It is now official: Wednesday next week is my last day working at the Fairview Post. The next port of call will be the city of Lloydminster, with a population of 27 thousand and located smack on the Alberta/Saskatchewan border. It is not Toronto or Montreal, but I will be slightly closer to the east.
When I first moved to Fairview I told myself I would stay at least two years and then look at moving to Grande Prairie, Edmonton, or Calgary. After two months of sports reporting I told myself I would wait one year and ask for a transfer. By December I told myself it was time to actively look for a new job.
Don’t get me wrong, Fairview is a nice place, but it is just not for me. For one thing, I am not a sports reporter, which is clearly what they need here. The problem is there are enough sport activities here to warrant a sports reporter, but the town is too small for more than two reporters.
I thought I could also learn to live with how small the town is, but I was wrong. I am a film buff and I need my weekly dosage of seeing the big movies on the big screen. Unfortunately, a city of 3,000 people does not have a movie theatre, so to see a movie you have to drive an hour and a half to Grande Prairie. That wouldn’t be so bad if you were to leave in the morning and come back in the afternoon, but in Grande Prairie they only play movies in the daytime during the weekend. My days off are during the week, when the movies play in the evening, meaning I have to drive back in the dark, on the snow covered highway. Kind of stressful.
I am sure there are a lot of people who enjoy life in small towns, but I realized I need things you can find in big cities: a mall, a cinema, an airport and more than six restaurants. Plus, I mean come on, what kind of Canadian town has a KFC but no Tim Hortons?
So as mentioned I am leaving next week to do more or less the same job in a bigger pond, only I hope it will never involve sports again.

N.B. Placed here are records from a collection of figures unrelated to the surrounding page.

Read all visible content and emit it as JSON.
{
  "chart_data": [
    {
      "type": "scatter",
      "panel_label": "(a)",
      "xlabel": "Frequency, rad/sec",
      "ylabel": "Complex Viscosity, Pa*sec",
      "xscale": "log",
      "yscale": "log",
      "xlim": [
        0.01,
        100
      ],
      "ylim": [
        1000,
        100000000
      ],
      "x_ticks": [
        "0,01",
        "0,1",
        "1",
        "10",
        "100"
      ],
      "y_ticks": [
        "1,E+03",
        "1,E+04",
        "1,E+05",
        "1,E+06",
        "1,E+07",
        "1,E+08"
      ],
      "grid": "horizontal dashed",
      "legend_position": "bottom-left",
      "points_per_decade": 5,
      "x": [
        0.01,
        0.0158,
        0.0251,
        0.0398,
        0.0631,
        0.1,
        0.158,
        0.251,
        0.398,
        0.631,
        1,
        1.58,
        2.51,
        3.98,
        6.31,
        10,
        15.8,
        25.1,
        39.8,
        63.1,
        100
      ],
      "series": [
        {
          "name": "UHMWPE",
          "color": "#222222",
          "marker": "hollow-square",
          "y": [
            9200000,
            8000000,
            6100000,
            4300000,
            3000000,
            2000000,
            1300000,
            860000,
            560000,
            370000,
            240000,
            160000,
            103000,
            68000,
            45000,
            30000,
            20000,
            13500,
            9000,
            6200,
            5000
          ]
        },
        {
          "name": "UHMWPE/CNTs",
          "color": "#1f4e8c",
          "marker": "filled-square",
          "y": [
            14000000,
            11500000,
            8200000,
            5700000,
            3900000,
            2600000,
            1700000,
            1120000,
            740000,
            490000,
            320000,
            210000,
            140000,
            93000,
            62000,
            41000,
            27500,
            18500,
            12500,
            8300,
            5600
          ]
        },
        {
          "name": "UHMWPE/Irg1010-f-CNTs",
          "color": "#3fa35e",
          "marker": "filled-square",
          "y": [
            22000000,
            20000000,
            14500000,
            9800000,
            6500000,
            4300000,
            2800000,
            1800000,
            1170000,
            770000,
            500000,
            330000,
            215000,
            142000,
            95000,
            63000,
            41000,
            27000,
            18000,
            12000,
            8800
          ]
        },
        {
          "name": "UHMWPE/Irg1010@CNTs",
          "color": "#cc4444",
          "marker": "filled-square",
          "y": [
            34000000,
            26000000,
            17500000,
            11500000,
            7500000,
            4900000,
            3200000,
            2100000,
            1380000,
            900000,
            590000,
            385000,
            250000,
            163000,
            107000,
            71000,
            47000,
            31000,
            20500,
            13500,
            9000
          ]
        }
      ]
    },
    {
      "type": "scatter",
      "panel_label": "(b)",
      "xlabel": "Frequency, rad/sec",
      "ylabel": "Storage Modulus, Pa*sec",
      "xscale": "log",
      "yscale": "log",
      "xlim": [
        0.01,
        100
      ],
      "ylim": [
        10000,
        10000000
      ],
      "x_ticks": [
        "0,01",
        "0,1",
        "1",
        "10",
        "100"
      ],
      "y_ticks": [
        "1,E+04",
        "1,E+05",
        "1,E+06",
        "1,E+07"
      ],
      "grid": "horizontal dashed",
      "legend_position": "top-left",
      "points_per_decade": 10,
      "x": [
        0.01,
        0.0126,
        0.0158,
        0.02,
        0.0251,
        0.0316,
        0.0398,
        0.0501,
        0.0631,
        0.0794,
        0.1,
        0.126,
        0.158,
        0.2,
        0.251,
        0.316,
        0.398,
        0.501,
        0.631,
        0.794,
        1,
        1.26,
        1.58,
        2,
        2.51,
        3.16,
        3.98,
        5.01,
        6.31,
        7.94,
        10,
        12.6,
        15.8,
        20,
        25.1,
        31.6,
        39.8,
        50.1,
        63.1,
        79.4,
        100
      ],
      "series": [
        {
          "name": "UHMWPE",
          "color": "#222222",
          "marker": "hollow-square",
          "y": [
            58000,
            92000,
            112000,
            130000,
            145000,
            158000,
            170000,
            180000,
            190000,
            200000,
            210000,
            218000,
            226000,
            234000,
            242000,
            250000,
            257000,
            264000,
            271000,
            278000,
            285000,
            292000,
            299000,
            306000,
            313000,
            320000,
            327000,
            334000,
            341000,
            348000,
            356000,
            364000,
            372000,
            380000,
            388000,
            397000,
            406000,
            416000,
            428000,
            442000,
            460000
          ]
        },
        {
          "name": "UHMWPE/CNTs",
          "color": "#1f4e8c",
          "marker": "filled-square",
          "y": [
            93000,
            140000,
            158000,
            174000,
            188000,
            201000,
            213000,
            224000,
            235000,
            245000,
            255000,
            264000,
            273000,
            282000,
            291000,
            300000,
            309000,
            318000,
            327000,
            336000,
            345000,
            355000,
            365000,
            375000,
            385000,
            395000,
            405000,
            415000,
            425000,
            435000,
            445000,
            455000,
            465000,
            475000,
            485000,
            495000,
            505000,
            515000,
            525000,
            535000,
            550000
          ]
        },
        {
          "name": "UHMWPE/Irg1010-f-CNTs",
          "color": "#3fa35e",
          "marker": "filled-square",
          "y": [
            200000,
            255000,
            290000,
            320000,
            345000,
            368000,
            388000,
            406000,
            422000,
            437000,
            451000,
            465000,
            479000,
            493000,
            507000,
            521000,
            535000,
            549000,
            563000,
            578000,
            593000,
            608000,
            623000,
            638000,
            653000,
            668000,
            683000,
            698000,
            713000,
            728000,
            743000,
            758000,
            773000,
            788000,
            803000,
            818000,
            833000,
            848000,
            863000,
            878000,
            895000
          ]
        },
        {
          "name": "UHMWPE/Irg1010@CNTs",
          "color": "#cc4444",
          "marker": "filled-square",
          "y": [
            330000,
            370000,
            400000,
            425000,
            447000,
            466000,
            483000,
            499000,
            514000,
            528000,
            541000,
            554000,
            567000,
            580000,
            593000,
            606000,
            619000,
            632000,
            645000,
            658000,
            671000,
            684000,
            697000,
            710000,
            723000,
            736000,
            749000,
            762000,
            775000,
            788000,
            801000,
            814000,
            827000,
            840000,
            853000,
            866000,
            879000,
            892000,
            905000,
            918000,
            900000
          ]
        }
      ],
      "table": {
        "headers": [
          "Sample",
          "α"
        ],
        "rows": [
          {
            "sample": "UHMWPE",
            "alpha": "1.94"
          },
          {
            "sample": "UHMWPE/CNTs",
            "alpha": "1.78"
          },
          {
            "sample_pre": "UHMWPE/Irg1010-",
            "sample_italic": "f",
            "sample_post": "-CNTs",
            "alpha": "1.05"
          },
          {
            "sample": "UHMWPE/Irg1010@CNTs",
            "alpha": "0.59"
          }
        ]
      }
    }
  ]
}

The challenge however, will be getting my car there. A recap of my escapades on the Alberta roads so far:
When I first moved here in October, I began financing a 2012 Hyundai Accent. Then in early October it started snowing and the car skidded on the ice at an intersection, hit a parked car and broke a headlight. It was towed to Grande Prairie for repairs, where it stayed until early December. When it was repaired, I had the winter tires installed and I started to drive back to Fairview. Unfortunately, the car skidded on the highway and flipped upside down in a snow bank. It was then towed back to Grande Prairie.
It then took the insurance company a month to approve my claim, it took the repair shop a week to order the parts needed for the repairs and it took another ten days for the parts to actually get to the shop. Last I heard my car was still outside the shop, meaning they have not even touched it, much less repaired it. In addition the car dealership recommended I have a new battery installed and a wheel alignment done.
Obviously, I am not driving to Lloydminster. As far as I can see, my only option is to fly there, get a rental car, and have my car trucked there when the repairs are done. Although at this rate, by the time this thing is driveable again it will be spring so maybe I will stop crashing the fucking thing. What was that bumper sticker idea George Carlin had? Oh yeah: “My other car is a piece of shit too.”
Although, that is a bit mean to Hyundai. For all I know they make great cars, but I wouldn’t know since I signed for the cursed vehicle back in October but I have only driven it for no more than two weeks.
On the plus side, if I have another car accident in Lloydminster, at least the repair shop will be in the same town than the one where I live. It’s a bit difficult get things done when your car is being repaired in a city that is an hour and a half away and your rental car has no winter tires.
Hopefully things will start to improve now (they have to, right?) and one day I will look back at this and laugh. Well maybe not laugh, but at least be glad I survived that part of my life.
I have survived living in Lima, Peru, I have breathed the air in the smog-filled city of Santiago, and I have endured working in a fast food joint during the Christmas season at a mall. This rough Alberta winter is just another bump in a long road that started way back when my parents and I first moved from Québec to Corner Brook, Newfoundland. I am not sure where I am going to end up, but one thing is for sure: I am nowhere near being done yet.